Mehmet Muezzinoglu told a news conference that 86 people had been killed and 186 wounded, 28 of whom were in intensive care. The death toll could rise further.

Witnesses said the two explosions happened seconds apart shortly after 1000 a.m. as hundreds gathered for a planned march to protest over a conflict between Turkish security forces and Kurdish militants in the southeast.

“I heard one big explosion first and tried to cover myself as the windows broke. Right away there was the second one,” said Serdar, 37, who was working at a newspaper stand in the train station. “There was shouting and crying and I stayed under the newspapers for a while. I could smell burnt flesh.”

There were no claims of responsibility for the attack.

But the NATO member has been in a heightened state of alert since starting a “synchronized war on terror” in July, including air strikes against Islamic State fighters in Syria and Kurdistan Workers Party (PKK) bases in northern Iraq. It has also rounded up hundreds of suspected Kurdish and Islamist militants at home.

Saturday’s attacks came as expectation mounted that PKK militants would announce a unilateral ceasefire, effectively restoring a truce that collapsed in July. The government had already dismissed the anticipated move as an election gambit to bolster the HDP, whose success at June elections had helped erode the ruling AK party’s majority.

Violence between the state and the PKK has escalated in recent months, with Ankara launching air strikes on militant camps in response to what it said were rising attacks on the security forces in the predominantly Kurdish southeast. Hundreds have since died.

Turkey’s problems have been compounded over the last week by Russia’s launching of air strikes in neighboring Syria that could further swell a refugee population of over two million on Turkish soil. Turkey has protested to Moscow over incursions into its air space by Russian warplanes.

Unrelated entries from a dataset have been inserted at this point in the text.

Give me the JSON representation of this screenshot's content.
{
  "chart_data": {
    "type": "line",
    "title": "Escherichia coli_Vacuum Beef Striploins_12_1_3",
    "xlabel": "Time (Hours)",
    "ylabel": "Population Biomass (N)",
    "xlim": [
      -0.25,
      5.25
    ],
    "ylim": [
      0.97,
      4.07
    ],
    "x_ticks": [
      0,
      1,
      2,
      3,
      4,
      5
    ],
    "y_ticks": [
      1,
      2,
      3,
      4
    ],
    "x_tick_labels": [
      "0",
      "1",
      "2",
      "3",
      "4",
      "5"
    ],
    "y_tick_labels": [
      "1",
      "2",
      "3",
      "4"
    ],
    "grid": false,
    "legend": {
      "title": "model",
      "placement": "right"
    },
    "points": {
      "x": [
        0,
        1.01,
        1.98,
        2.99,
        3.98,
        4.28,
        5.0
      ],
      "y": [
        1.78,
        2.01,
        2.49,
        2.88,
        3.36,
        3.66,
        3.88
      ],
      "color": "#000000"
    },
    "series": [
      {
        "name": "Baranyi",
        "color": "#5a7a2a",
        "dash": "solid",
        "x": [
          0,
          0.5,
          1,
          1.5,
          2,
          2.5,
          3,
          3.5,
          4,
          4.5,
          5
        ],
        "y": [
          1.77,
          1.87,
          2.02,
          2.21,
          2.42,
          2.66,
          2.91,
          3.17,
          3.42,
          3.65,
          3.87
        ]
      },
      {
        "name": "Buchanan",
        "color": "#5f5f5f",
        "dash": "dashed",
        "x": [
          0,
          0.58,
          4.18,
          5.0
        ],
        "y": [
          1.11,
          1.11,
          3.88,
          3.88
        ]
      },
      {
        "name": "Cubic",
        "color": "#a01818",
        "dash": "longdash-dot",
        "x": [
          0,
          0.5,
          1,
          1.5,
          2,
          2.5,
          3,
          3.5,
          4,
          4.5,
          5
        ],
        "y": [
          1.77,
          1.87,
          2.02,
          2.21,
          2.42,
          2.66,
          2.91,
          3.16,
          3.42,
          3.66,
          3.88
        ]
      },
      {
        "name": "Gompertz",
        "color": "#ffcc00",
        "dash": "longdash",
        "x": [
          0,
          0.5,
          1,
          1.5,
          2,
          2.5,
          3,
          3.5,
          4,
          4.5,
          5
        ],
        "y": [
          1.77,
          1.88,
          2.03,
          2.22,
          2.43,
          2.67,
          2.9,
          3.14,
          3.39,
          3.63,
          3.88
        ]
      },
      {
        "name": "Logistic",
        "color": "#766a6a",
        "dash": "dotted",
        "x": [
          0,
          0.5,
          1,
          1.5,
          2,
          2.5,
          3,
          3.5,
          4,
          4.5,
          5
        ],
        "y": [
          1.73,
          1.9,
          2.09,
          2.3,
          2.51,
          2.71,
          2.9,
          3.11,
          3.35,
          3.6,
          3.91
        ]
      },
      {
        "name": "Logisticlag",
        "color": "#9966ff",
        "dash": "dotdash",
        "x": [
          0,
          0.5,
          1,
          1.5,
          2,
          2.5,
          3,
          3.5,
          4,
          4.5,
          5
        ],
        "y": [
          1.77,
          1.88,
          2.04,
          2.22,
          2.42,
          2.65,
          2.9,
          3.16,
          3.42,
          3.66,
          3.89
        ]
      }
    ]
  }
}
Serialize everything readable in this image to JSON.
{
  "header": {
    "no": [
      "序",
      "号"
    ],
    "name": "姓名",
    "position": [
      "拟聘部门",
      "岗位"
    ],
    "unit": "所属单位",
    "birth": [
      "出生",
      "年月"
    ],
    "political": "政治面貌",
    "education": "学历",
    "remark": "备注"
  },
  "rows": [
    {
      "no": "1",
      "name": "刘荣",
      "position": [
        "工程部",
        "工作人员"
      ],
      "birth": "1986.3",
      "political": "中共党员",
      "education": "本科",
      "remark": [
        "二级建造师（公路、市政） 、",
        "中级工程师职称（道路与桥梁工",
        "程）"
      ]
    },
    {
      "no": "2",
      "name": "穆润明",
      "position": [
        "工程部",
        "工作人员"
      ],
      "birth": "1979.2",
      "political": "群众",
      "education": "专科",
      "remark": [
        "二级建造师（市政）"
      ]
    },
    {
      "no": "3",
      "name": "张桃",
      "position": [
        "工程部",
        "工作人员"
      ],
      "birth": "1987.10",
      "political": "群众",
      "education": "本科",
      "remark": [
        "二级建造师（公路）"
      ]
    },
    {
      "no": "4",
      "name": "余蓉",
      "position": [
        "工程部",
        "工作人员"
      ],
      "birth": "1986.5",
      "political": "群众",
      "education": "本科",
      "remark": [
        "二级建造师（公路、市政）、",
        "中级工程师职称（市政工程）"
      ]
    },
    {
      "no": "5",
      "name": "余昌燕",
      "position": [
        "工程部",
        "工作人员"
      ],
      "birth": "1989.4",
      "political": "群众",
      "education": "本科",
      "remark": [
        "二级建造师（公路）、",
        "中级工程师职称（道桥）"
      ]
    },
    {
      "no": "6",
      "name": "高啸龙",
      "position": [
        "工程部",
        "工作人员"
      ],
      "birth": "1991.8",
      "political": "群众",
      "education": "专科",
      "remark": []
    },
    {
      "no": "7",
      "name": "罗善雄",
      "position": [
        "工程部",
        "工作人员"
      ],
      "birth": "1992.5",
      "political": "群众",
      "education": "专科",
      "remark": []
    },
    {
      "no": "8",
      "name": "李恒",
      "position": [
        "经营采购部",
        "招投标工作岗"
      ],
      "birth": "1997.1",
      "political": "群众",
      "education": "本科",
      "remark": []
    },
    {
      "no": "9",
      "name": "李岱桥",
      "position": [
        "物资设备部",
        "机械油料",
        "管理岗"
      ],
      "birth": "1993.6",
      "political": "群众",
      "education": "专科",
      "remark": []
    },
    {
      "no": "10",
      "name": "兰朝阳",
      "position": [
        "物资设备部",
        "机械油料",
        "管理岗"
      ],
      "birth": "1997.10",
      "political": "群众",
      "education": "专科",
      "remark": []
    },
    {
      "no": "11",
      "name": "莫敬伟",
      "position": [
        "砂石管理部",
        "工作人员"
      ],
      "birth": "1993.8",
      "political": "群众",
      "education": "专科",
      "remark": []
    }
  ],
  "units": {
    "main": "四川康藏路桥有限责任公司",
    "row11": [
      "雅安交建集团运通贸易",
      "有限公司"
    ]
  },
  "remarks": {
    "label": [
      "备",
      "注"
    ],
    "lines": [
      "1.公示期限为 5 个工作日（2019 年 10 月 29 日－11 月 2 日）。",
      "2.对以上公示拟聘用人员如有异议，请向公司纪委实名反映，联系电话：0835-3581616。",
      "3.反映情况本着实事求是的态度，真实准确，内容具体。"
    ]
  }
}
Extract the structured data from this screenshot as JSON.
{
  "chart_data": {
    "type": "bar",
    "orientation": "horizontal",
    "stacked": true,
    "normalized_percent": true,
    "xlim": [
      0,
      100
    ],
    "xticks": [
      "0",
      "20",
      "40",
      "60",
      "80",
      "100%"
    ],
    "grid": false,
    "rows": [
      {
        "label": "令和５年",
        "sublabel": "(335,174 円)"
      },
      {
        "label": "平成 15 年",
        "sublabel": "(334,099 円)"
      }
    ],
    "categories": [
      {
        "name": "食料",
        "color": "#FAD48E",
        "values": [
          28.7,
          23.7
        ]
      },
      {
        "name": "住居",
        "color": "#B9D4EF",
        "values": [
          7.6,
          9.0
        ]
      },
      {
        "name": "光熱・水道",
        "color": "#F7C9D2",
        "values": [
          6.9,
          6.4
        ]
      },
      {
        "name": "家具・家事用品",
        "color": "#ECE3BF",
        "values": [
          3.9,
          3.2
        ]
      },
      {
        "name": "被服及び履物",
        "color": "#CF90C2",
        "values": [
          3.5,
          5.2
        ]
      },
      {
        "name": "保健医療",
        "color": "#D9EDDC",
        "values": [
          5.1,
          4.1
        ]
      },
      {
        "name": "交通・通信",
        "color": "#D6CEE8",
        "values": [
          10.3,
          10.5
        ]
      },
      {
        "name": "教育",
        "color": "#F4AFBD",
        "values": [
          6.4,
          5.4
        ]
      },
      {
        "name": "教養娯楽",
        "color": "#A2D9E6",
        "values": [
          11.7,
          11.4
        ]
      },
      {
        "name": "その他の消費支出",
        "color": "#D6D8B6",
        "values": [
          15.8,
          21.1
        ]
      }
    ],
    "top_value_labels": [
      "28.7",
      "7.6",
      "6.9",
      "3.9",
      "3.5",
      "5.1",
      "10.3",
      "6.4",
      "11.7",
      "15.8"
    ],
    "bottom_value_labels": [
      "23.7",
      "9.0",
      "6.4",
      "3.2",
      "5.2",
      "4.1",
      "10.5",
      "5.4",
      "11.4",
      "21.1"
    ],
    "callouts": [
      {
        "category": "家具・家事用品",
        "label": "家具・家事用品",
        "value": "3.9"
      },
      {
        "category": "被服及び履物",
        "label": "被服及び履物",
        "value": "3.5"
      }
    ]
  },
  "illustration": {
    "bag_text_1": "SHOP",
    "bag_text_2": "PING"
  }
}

Those involved in Saturday’s march tended the wounded lying on the ground, as hundreds of stunned people wandered around the streets. Some rushed to hospitals, where crowds gathered to donate blood. Bodies lay in two circles around 20 meters apart where the explosions appeared to have taken place.

“This brutal terrorist attack on peaceful demonstrators is also an assault on the democratic process in Turkey which I vehemently condemn,” German Foreign Minister Frank-Walter Steinmeier said.

The attacks come three weeks ahead of an election at which the AKP is trying to claw back its majority, and at a time of multiple security threats, not only in the southeast but also from Islamic State militants in neighboring Syria and home-grown leftist militants.

In June polls, the AKP lost the overall majority it had held since 2002, partly because of the electoral success of the HDP, which party founder Erdogan accuses of links to the PKK. The HDP denies the accusation.

Designated a terrorist group by Turkey, the United States and the European Union, the PKK launched a separatist insurgency in 1984 in which more than 40,000 people have been killed.